Editorial, Opinion

EDITORIAL: Banning school dances compromises students’ right of passage

Take a second to close your eyes and think back to high school. Some of us are imagining ourselves just four months ago. For others, high school is becoming a distant memory. If you call three years the “distant” past, that is.

You’re at your school’s annual homecoming dance with a group of your friends. The cute guy (or girl) you’ve had a crush on since the fifth grade asks you to dance. You squeal inside and you take it the dance floor.

And you start grinding. Because that’s what teenagers do.

Well, according to the administration at Gorham High School in Gorham, Maine, this brand of vulgarity is simply unacceptable. After having urged students to dance “politely” with each other in the past, administration has had enough with the sex-driven dance moves and has in turn decided to ban all dances besides prom. This includes the upcoming homecoming dance, the Portland Press Herald reported Wednesday. The alternative event to homecoming will be a bonfire, where no dancing will be allowed. As Jezebel so kindly reminded us, this is all too similar to the plot of the cult Kevin Bacon classic, “Footloose.”
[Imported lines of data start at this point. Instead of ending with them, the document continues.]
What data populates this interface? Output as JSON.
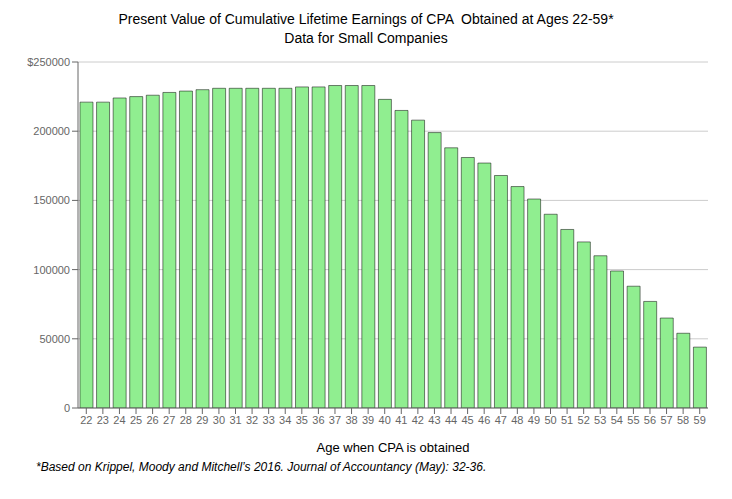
{
  "chart_data": {
    "type": "bar",
    "title": "Present Value of Cumulative Lifetime Earnings of CPA  Obtained at Ages 22-59*",
    "subtitle": "Data for Small Companies",
    "xlabel": "Age when CPA is obtained",
    "footnote": "*Based on Krippel, Moody and Mitchell’s 2016. Journal of Accountancy (May): 32-36.",
    "categories": [
      "22",
      "23",
      "24",
      "25",
      "26",
      "27",
      "28",
      "29",
      "30",
      "31",
      "32",
      "33",
      "34",
      "35",
      "36",
      "37",
      "38",
      "39",
      "40",
      "41",
      "42",
      "43",
      "44",
      "45",
      "46",
      "47",
      "48",
      "49",
      "50",
      "51",
      "52",
      "53",
      "54",
      "55",
      "56",
      "57",
      "58",
      "59"
    ],
    "values": [
      221000,
      221000,
      224000,
      225000,
      226000,
      228000,
      229000,
      230000,
      231000,
      231000,
      231000,
      231000,
      231000,
      232000,
      232000,
      233000,
      233000,
      233000,
      223000,
      215000,
      208000,
      199000,
      188000,
      181000,
      177000,
      168000,
      160000,
      151000,
      140000,
      129000,
      120000,
      110000,
      99000,
      88000,
      77000,
      65000,
      54000,
      44000
    ],
    "color": "#90EE90",
    "ylim": [
      0,
      250000
    ],
    "yticks": [
      0,
      50000,
      100000,
      150000,
      200000,
      {
        "value": 250000,
        "label": "$250000"
      }
    ],
    "grid": true
  }
}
As you can imagine, students are tremendously upset about this. One student even went so far as to call this year’s bonfire “lame,” the Portland Press Herald reported. According to a Sept. 2014 article by the same publication, upward of 350 students walked out of the school’s homecoming dance that year in response to administration’s request that they stop grinding.

In all honesty, grinding is pretty gross. And many of us look back and cringe at the thought of ever having put our bottom up against someone’s front, or our front up against someone’s bottom, in a public setting. In a school. In front of the people who teach us.

But we digress. In reality, the alternative is that kids are going to find their own places to party, and they are going to party harder than they would have had they been dancing in a school gymnasium. With alcohol in the mix, these teens would arguably become much more eager to dance, and whatever else it is teenagers do with each other.

Because in a way, educators who ban grinding are enforcing an abstinence-only type of policy. By forcing students to abstain from sexual contact with each other (even in a public setting, which is still making us cringe as we think back to ourselves at 16), educators are backwardly encouraging students to go find other ways to please their sexual desires. Perhaps the butt-touching on the sweaty gym floor really is the better option.

High school educators seem to be separated from reality in this sense. They want to assume that kids will just accept that grinding is banned and move on. But they wont. They’ll revolt. And someday, they’ll realize that their reason for revolting was pretty disgusting and honestly pretty degrading. School dances, though, are a right of passage. Everyone deserves to make cringe-worthy memories to look back upon later in life.

Perhaps there’s a better way to combat this issue than to ban dances all together. “If there’s people grinding, kick them out. Don’t ban the whole thing,” junior Kiara Sweet told the Portland Press Herald.

Sweet seems to be on to something. Not every single student at a high school dance enjoys grinding. Some are just prefer to dance with their friends, which there is absolutely nothing wrong with. Instead of banning dances, let’s encourage an environment in which those who respect the rules get to reap the rewards. In this case, those rewards include dressing up nicely and having a fun and wholesome night out with friends.

In any case, there’s certainly a compromise to be made here. High school administrators need to make an effort to understand the urge students have to dance, regardless of the “contemporary dance culture” the school’s principal, Chris Record, reportedly attributes the issue to. There are always going to be students who show up and take things a little too far, but there’s no reason not to let those who don’t have a good time.